I need to prove that if $p$ is a odd prime, then $$\sum_{i=1}^{p-1}\left[\left(p-i\right)\left(\frac{i}{p}\right)\right]\equiv0\pmod p,$$ but I have issues. I have been able to end up with a generic term like $$-i\left(\frac{i}{p}\right),$$ but is of no use. So, I think my proof is no good. Can you help me?

Sorry for my English.

• It seems false for $p=3$, possibly for all $p\equiv3\pmod4$ but I'm not sure. Perhaps there is the extra condition that $p\equiv1\pmod4$? Because then it is true. Or should the equality be in fact a congruency modulo $p$? That seems more likely. – punctured dusk Apr 26 '14 at 9:33
• To prove that the sum is congruent to $0$ modulo $p$ (if that's what you're asking) I suggest rewriting it as a geometric series using a primitive root. Recall that the Legendre symbol is completely multiplicative. – punctured dusk Apr 26 '14 at 9:42
• Did you mean the sum is zero modulo $\;p\;$ ? – DonAntonio Apr 26 '14 at 10:24
• yes - 0 modulo p – user145866 Apr 26 '14 at 14:45

Primitive$\newcommand\leg[2]{\left(\frac{#1}{#2}\right)}$ roots allow us to transform the sum into the sum of a geometric sequence.

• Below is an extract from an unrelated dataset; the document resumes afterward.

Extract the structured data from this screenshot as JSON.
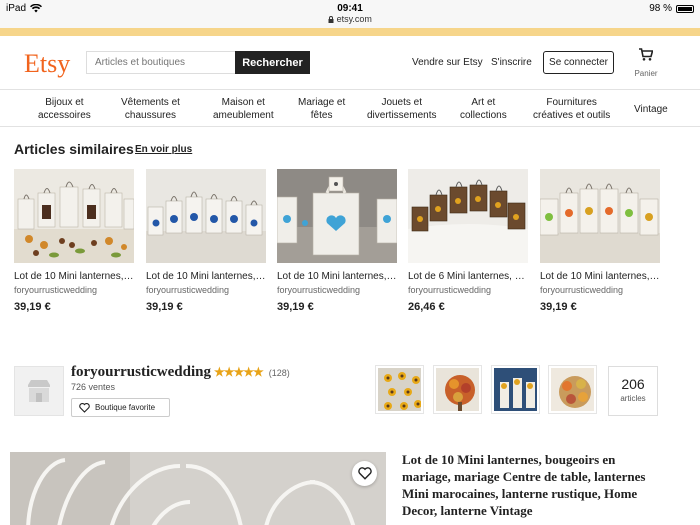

Note that it is equivalent to prove $$\sum_{i=1}^{p-1}i\leg ip\equiv0,$$ because we can ignore multiples of $p$ and multiply both sides with $-1$.

Here comes the primitive root trick: let $w$ be a primitive root modulo $p$. Then every congruence class $1,2,\ldots,p-1$ is reached exactly once when we consider $w^0,w^1,w^2,\ldots,w^{p-2}\pmod p$.

Our sum is thus simplified to

$$\sum_{i=1}^{p-1}w^i\leg{w^i}p.$$ (But the order of the terms here is completely different.)

Using $\leg{w^i}p=(-1)^i$, it becomes

$$\sum_{i=1}^{p-1}(-w)^i.$$

If $-w\not\equiv1$ this is $$\frac{(-w)^{p-1}-1}{-w-1}\equiv0\pmod p,$$ by Fermat's Little Theorem.

It remains to check the case where $-w=1$, i.e, when $-1$ is a primitive root. This is, of course, only possible if $p=3$, in which case it is not much work to check that the congruence does not hold: $\sum_{i=1}^{2}(-(-1))^i=2\not\equiv0$. Or if you wish, $\sum_{i=1}^{2}(3-i)\leg i3=2-1\not\equiv0$.